Dover Port health body fears gangs of meat smugglers looking to bypass new post-Brexit checks

The Port of Dover could become a target for criminals smuggling illegal and diseased meat into the country under new post-Brexit plans that will involve lorries from the continent being checked 22 miles inland, the port’s health authority has warned.

 

The Dover Port Health Authority (DPHA) is now considering legal action against the government over its decision to end physical checks of imported meat at a post within the port. Instead, lorries will be directed to a new checking facility half an hour’s drive up the M20 at Sevington, Ashford.
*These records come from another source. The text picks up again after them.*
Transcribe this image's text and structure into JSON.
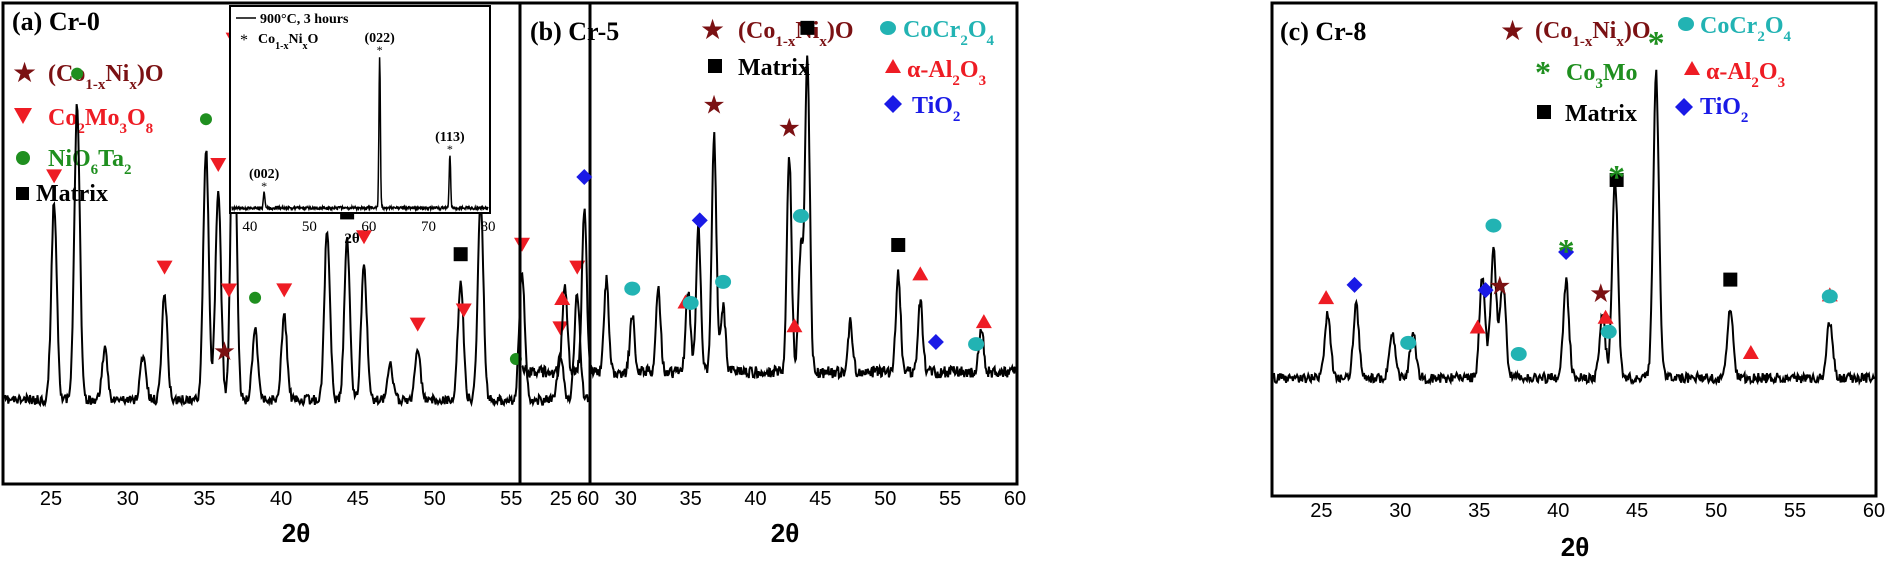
{
  "colors": {
    "star": "#7b1113",
    "triangle": "#ee1c24",
    "circle_green": "#1f8f1f",
    "circle_teal": "#22b3b3",
    "diamond": "#1a1ae6",
    "square": "#000000",
    "green_text": "#1f8f1f",
    "teal_text": "#22b3b3",
    "blue_text": "#1a1ae6",
    "red_text": "#ee1c24",
    "maroon_text": "#7b1113"
  },
  "icons": [
    "star-marker",
    "triangle-marker",
    "circle-marker",
    "square-marker",
    "diamond-marker",
    "asterisk-marker"
  ],
  "chart_data": [
    {
      "type": "line",
      "panel_label": "(a) Cr-0",
      "xlabel": "2θ",
      "xlim": [
        22,
        60
      ],
      "xticks": [
        25,
        30,
        35,
        40,
        45,
        50,
        55,
        60
      ],
      "legend": [
        {
          "marker": "star",
          "text": "(Co1-xNix)O"
        },
        {
          "marker": "triangle",
          "text": "Co2Mo3O8"
        },
        {
          "marker": "circle-green",
          "text": "NiO6Ta2"
        },
        {
          "marker": "square",
          "text": "Matrix"
        }
      ],
      "peaks": [
        {
          "x": 25.2,
          "h": 0.52
        },
        {
          "x": 26.7,
          "h": 0.78
        },
        {
          "x": 28.5,
          "h": 0.13
        },
        {
          "x": 31.0,
          "h": 0.12
        },
        {
          "x": 32.4,
          "h": 0.28
        },
        {
          "x": 35.1,
          "h": 0.66
        },
        {
          "x": 35.9,
          "h": 0.55
        },
        {
          "x": 36.9,
          "h": 0.88
        },
        {
          "x": 38.3,
          "h": 0.19
        },
        {
          "x": 40.2,
          "h": 0.22
        },
        {
          "x": 43.0,
          "h": 0.45
        },
        {
          "x": 44.3,
          "h": 0.42
        },
        {
          "x": 45.4,
          "h": 0.36
        },
        {
          "x": 47.1,
          "h": 0.1
        },
        {
          "x": 48.9,
          "h": 0.13
        },
        {
          "x": 51.7,
          "h": 0.31
        },
        {
          "x": 53.0,
          "h": 0.53
        },
        {
          "x": 55.7,
          "h": 0.34
        },
        {
          "x": 58.2,
          "h": 0.12
        },
        {
          "x": 59.3,
          "h": 0.28
        }
      ],
      "markers": [
        {
          "x": 25.2,
          "type": "triangle"
        },
        {
          "x": 26.7,
          "type": "circle-green"
        },
        {
          "x": 32.4,
          "type": "triangle"
        },
        {
          "x": 35.1,
          "type": "circle-green"
        },
        {
          "x": 35.9,
          "type": "triangle"
        },
        {
          "x": 36.3,
          "type": "star"
        },
        {
          "x": 36.6,
          "type": "triangle"
        },
        {
          "x": 36.9,
          "type": "triangle"
        },
        {
          "x": 38.3,
          "type": "circle-green"
        },
        {
          "x": 40.2,
          "type": "triangle"
        },
        {
          "x": 43.0,
          "type": "star"
        },
        {
          "x": 44.3,
          "type": "square"
        },
        {
          "x": 45.4,
          "type": "triangle"
        },
        {
          "x": 48.9,
          "type": "triangle"
        },
        {
          "x": 51.7,
          "type": "square"
        },
        {
          "x": 51.9,
          "type": "triangle"
        },
        {
          "x": 53.0,
          "type": "circle-green"
        },
        {
          "x": 55.3,
          "type": "circle-green"
        },
        {
          "x": 55.7,
          "type": "triangle"
        },
        {
          "x": 58.2,
          "type": "triangle"
        },
        {
          "x": 59.3,
          "type": "triangle"
        }
      ],
      "inset": {
        "legend_line": "900°C, 3 hours",
        "legend_star": "Co1-xNixO",
        "xlabel": "2θ",
        "xlim": [
          37,
          80
        ],
        "xticks": [
          40,
          50,
          60,
          70,
          80
        ],
        "peaks": [
          {
            "x": 42.4,
            "h": 0.1,
            "label": "(002)"
          },
          {
            "x": 61.8,
            "h": 0.95,
            "label": "(022)"
          },
          {
            "x": 73.6,
            "h": 0.33,
            "label": "(113)"
          }
        ]
      }
    },
    {
      "type": "line",
      "panel_label": "(b) Cr-5",
      "xlabel": "2θ",
      "xlim": [
        22,
        60
      ],
      "xticks": [
        25,
        30,
        35,
        40,
        45,
        50,
        55,
        60
      ],
      "legend": [
        {
          "marker": "star",
          "text": "(Co1-xNix)O"
        },
        {
          "marker": "circle-teal",
          "text": "CoCr2O4"
        },
        {
          "marker": "square",
          "text": "Matrix"
        },
        {
          "marker": "triangle",
          "text": "α-Al2O3"
        },
        {
          "marker": "diamond",
          "text": "TiO2"
        }
      ],
      "peaks": [
        {
          "x": 25.3,
          "h": 0.27
        },
        {
          "x": 26.8,
          "h": 0.5
        },
        {
          "x": 28.5,
          "h": 0.28
        },
        {
          "x": 30.5,
          "h": 0.18
        },
        {
          "x": 32.5,
          "h": 0.26
        },
        {
          "x": 34.8,
          "h": 0.25
        },
        {
          "x": 35.6,
          "h": 0.43
        },
        {
          "x": 36.8,
          "h": 0.72
        },
        {
          "x": 37.5,
          "h": 0.2
        },
        {
          "x": 42.6,
          "h": 0.65
        },
        {
          "x": 43.5,
          "h": 0.38
        },
        {
          "x": 44.0,
          "h": 0.95
        },
        {
          "x": 47.3,
          "h": 0.15
        },
        {
          "x": 51.0,
          "h": 0.3
        },
        {
          "x": 52.7,
          "h": 0.22
        },
        {
          "x": 57.4,
          "h": 0.14
        }
      ],
      "markers": [
        {
          "x": 25.1,
          "type": "triangle"
        },
        {
          "x": 26.8,
          "type": "diamond"
        },
        {
          "x": 30.5,
          "type": "circle-teal"
        },
        {
          "x": 34.6,
          "type": "triangle"
        },
        {
          "x": 35.0,
          "type": "circle-teal"
        },
        {
          "x": 35.7,
          "type": "diamond"
        },
        {
          "x": 36.8,
          "type": "star"
        },
        {
          "x": 37.5,
          "type": "circle-teal"
        },
        {
          "x": 42.6,
          "type": "star"
        },
        {
          "x": 43.0,
          "type": "triangle"
        },
        {
          "x": 43.5,
          "type": "circle-teal"
        },
        {
          "x": 44.0,
          "type": "square"
        },
        {
          "x": 51.0,
          "type": "square"
        },
        {
          "x": 52.7,
          "type": "triangle"
        },
        {
          "x": 53.9,
          "type": "diamond"
        },
        {
          "x": 57.0,
          "type": "circle-teal"
        },
        {
          "x": 57.6,
          "type": "triangle"
        }
      ]
    },
    {
      "type": "line",
      "panel_label": "(c) Cr-8",
      "xlabel": "2θ",
      "xlim": [
        22,
        60
      ],
      "xticks": [
        25,
        30,
        35,
        40,
        45,
        50,
        55,
        60
      ],
      "legend": [
        {
          "marker": "star",
          "text": "(Co1-xNix)O"
        },
        {
          "marker": "circle-teal",
          "text": "CoCr2O4"
        },
        {
          "marker": "asterisk",
          "text": "Co3Mo"
        },
        {
          "marker": "triangle",
          "text": "α-Al2O3"
        },
        {
          "marker": "square",
          "text": "Matrix"
        },
        {
          "marker": "diamond",
          "text": "TiO2"
        }
      ],
      "peaks": [
        {
          "x": 25.4,
          "h": 0.2
        },
        {
          "x": 27.2,
          "h": 0.23
        },
        {
          "x": 29.5,
          "h": 0.14
        },
        {
          "x": 30.8,
          "h": 0.14
        },
        {
          "x": 35.2,
          "h": 0.32
        },
        {
          "x": 35.9,
          "h": 0.4
        },
        {
          "x": 36.5,
          "h": 0.3
        },
        {
          "x": 40.5,
          "h": 0.3
        },
        {
          "x": 42.8,
          "h": 0.2
        },
        {
          "x": 43.6,
          "h": 0.62
        },
        {
          "x": 46.2,
          "h": 0.95
        },
        {
          "x": 50.9,
          "h": 0.22
        },
        {
          "x": 57.2,
          "h": 0.18
        }
      ],
      "markers": [
        {
          "x": 25.3,
          "type": "triangle"
        },
        {
          "x": 27.1,
          "type": "diamond"
        },
        {
          "x": 30.5,
          "type": "circle-teal"
        },
        {
          "x": 34.9,
          "type": "triangle"
        },
        {
          "x": 35.4,
          "type": "diamond"
        },
        {
          "x": 35.9,
          "type": "circle-teal"
        },
        {
          "x": 36.3,
          "type": "star"
        },
        {
          "x": 37.5,
          "type": "circle-teal"
        },
        {
          "x": 40.5,
          "type": "diamond"
        },
        {
          "x": 40.5,
          "type": "asterisk"
        },
        {
          "x": 42.7,
          "type": "star"
        },
        {
          "x": 43.0,
          "type": "triangle"
        },
        {
          "x": 43.2,
          "type": "circle-teal"
        },
        {
          "x": 43.7,
          "type": "square"
        },
        {
          "x": 43.7,
          "type": "asterisk"
        },
        {
          "x": 46.2,
          "type": "asterisk"
        },
        {
          "x": 50.9,
          "type": "square"
        },
        {
          "x": 52.2,
          "type": "triangle"
        },
        {
          "x": 57.2,
          "type": "triangle"
        },
        {
          "x": 57.2,
          "type": "circle-teal"
        }
      ]
    }
  ]
}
Lucy Manzano, the head of the authority, said that as a port with the only inland border control post in the country, Dover could become a hotspot for criminal gangs trying to bypass checks.

 

She said: “These goods will now come through Dover without interception at the port, with the anticipation and hope that drivers will self-present at a facility 22 miles away.

“It would be reasonable to assume that people involved in criminal activity – and there’s lots of money to be made within food crime – would start redirecting their stuff through Dover, because the controls won’t be in place.”

The warning from the body, which is run by Dover district council, comes before the new post-Brexit border rules being brought in at the end of April, which will require most meat and dairy products to be physically checked at government border control posts (BCPs). At present, only spot checks are carried out by the DPHA on loads that come through the port.

 

Currently, the DPHA is able to carry out spot checks on certain food products at the port to stop biosecurity threats such as meat carrying African swine fever from entering the country. In 2022, the authority seized 66 tonnes of illegal meat products as a result of these checks.